Alice Brock, whose Massachusetts-based eatery helped inspire Arlo Guthrie's Deadpan Thanksgiving Standard“Alice's Restaurant Massacre” has died at the age of 83.
Guthrie announced the death on the Facebook page of his Rising Sun Records label.
“This coming Thanksgiving will be the first without him,” Guthrie wrote. “Alice and I spoke on the phone a few weeks ago, and she seemed like her old self. We joked and laughed a lot, even though we knew we would never get another chance to talk together.”
Guthrie wrote that he died in Provincetown, Massachusetts, which had been his residence for nearly 40 years, and cited his poor health. He did not tell what was the cause of death.
Born Alice Mae Pelkey in New York City, Brock was a lifelong rebel, a member of Students for a Democratic Society, among other organizations. In the early 1960s, she left Sarah Lawrence College, moved to Greenwich Village and married Ray Brock, a woodworker who encouraged her to leave New York and resettle in Massachusetts.
Guthrie, the son of legendary folk musician Woody Guthrie, first met Brock around 1962 when he was attending the Stockbridge School in Massachusetts and she was the librarian. They became friends and kept in touch after leaving school, when he lived with her and her husband in the converted Stockbridge churchyard which became the Brocks' main residence.

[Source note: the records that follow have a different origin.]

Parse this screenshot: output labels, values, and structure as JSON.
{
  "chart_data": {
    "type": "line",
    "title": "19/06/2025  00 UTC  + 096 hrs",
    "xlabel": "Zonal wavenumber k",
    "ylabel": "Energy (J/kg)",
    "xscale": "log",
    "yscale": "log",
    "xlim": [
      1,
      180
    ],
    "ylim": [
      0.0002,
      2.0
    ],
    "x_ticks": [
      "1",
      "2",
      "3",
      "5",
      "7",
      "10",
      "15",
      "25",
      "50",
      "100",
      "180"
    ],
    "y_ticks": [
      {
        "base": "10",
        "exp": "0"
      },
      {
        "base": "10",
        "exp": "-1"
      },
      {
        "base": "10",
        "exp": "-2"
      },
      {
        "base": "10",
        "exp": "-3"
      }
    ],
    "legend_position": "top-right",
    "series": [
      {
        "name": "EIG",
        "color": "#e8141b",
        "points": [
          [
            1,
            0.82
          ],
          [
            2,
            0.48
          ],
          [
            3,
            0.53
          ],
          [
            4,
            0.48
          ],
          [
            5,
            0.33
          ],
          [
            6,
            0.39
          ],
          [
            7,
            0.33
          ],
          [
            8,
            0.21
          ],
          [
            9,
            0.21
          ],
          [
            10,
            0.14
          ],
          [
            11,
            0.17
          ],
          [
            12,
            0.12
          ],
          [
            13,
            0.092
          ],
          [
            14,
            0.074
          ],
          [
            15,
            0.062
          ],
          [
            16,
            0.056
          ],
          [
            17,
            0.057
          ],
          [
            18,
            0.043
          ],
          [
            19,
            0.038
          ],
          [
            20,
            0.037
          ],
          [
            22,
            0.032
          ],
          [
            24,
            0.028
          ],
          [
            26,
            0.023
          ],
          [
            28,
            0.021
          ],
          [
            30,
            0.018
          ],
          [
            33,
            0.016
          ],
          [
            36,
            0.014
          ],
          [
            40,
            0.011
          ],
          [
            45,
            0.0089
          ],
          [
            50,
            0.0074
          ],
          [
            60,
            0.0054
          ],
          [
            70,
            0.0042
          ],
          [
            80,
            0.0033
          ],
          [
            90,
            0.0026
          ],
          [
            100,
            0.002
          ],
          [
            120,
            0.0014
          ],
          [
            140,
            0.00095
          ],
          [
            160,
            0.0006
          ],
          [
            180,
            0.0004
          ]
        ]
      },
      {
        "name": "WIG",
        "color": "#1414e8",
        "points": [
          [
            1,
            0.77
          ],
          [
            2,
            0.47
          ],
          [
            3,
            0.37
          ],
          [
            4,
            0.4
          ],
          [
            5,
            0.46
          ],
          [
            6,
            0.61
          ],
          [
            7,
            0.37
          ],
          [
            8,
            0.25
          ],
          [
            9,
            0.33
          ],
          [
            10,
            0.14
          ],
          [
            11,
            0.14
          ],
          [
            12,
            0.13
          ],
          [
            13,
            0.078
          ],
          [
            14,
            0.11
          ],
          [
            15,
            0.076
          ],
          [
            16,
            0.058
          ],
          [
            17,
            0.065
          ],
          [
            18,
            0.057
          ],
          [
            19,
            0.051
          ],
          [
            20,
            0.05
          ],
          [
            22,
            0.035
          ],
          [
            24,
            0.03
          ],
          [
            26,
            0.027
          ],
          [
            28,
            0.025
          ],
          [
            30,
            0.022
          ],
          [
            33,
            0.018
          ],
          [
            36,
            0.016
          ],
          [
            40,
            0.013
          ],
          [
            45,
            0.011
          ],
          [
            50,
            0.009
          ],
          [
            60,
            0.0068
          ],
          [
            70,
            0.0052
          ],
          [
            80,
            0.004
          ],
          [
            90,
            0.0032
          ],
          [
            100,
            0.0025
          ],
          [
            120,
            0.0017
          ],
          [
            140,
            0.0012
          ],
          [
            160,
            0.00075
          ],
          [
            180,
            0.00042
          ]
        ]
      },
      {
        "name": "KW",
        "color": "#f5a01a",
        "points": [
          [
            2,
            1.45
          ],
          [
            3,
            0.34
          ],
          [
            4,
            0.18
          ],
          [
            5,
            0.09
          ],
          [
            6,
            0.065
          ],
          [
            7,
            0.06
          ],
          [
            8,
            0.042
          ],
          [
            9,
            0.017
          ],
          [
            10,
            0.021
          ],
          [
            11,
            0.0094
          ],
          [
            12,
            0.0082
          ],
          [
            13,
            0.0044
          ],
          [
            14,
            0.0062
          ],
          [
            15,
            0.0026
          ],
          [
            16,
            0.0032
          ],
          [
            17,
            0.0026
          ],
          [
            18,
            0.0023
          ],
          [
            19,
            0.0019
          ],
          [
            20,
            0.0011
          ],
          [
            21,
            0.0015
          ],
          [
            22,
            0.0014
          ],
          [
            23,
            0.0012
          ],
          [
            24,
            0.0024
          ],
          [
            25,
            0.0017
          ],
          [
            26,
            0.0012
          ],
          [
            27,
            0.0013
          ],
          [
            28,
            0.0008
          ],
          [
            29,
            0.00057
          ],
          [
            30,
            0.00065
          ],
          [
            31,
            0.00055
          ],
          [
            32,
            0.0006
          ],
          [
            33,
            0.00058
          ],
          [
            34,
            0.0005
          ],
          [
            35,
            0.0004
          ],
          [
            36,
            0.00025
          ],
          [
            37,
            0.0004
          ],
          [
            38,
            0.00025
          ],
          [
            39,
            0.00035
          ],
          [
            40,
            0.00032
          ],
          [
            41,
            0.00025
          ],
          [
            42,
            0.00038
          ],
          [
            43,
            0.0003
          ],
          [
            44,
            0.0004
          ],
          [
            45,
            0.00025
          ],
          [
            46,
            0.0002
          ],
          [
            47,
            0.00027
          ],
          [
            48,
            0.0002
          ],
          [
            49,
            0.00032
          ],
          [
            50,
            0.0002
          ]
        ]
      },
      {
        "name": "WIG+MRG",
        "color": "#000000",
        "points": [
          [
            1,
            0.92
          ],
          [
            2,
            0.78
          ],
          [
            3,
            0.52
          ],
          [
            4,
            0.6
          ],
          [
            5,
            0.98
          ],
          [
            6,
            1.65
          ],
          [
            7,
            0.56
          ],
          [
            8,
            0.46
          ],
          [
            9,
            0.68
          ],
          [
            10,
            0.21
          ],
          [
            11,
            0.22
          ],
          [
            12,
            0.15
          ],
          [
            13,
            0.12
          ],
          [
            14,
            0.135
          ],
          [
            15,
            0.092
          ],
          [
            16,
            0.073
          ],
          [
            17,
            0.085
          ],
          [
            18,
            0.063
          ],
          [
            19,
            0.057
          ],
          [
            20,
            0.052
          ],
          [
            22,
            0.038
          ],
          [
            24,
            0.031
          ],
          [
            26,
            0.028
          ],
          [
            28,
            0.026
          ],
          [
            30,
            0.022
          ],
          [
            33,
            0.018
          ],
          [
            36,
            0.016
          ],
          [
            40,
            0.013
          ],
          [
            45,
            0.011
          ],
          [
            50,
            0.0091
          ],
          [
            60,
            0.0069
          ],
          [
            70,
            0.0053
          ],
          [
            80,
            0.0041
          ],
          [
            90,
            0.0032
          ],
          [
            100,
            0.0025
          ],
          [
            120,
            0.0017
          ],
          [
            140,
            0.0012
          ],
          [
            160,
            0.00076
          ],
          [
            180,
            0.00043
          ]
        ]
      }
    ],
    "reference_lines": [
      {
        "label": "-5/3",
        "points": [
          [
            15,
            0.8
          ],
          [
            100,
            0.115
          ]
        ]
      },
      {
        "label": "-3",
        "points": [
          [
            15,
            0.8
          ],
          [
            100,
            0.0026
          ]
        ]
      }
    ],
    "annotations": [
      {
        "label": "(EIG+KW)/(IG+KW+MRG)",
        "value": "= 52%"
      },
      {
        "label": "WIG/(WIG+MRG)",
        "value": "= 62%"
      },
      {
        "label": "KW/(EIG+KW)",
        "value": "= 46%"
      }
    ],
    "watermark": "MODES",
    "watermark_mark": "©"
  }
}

On Thanksgiving Day, 1965, a simple act led to Guthrie's arrest, his avoidance of military service during the Vietnam War, and a song that has endured as a protest classic and holiday favorite. Guthrie and his friend Richard Robbins were helping Brocks throw out the trash, but they had to throw the trash down a hill because they could not find an open trash can. The police charged him with illegal dumping, jailed him for some time, and fined him $50, a minor offense with major consequences.
By 1966, Alice Brock was running The Back Room restaurant in Stockbridge, Guthrie was a rising star and his breakout song was an 18-minute talking blues that described his arrest and which made him ineligible for the draft. The chorus was a tribute to Alice – whose restaurant, Guthrie pointed out, was not actually called Alice's Restaurant – which countless fans have since memorized:
“You can get whatever you want at Alice's Restaurant / You can get whatever you want at Alice's Restaurant / Walk right past it / Only half a mile from the railway tracks / You can get whatever you want at Alice's Restaurant.”
Guthrie recognized that his song was too long to be commercially popular, but it soon became a radio perennial and part of popular culture. “Alice's Restaurant” was the title of her million-selling debut album, and the basis for a film and cookbook of the same name.
Alice Brock would write a memoir, “My Life as a Restaurant,” and collaborate with Guthrie on a children's book, “Moses Come Walking.” At the time of his death, they were discussing an exhibit dedicated to him at his former Stockton home, now the Guthrie Center, which serves a free dinner every Thanksgiving.
Brock ran three different restaurants at different times, although he later admitted that he initially did not care much for cooking or business. She would also attribute the breakdown of her marriage to her professional life, while denying rumors that she was unfaithful to her husband.
His respect was immortalized by Guthrie, who late advised in “Alice's Restaurant”: “You can get whatever you want at Alice's Restaurant, except Alice.”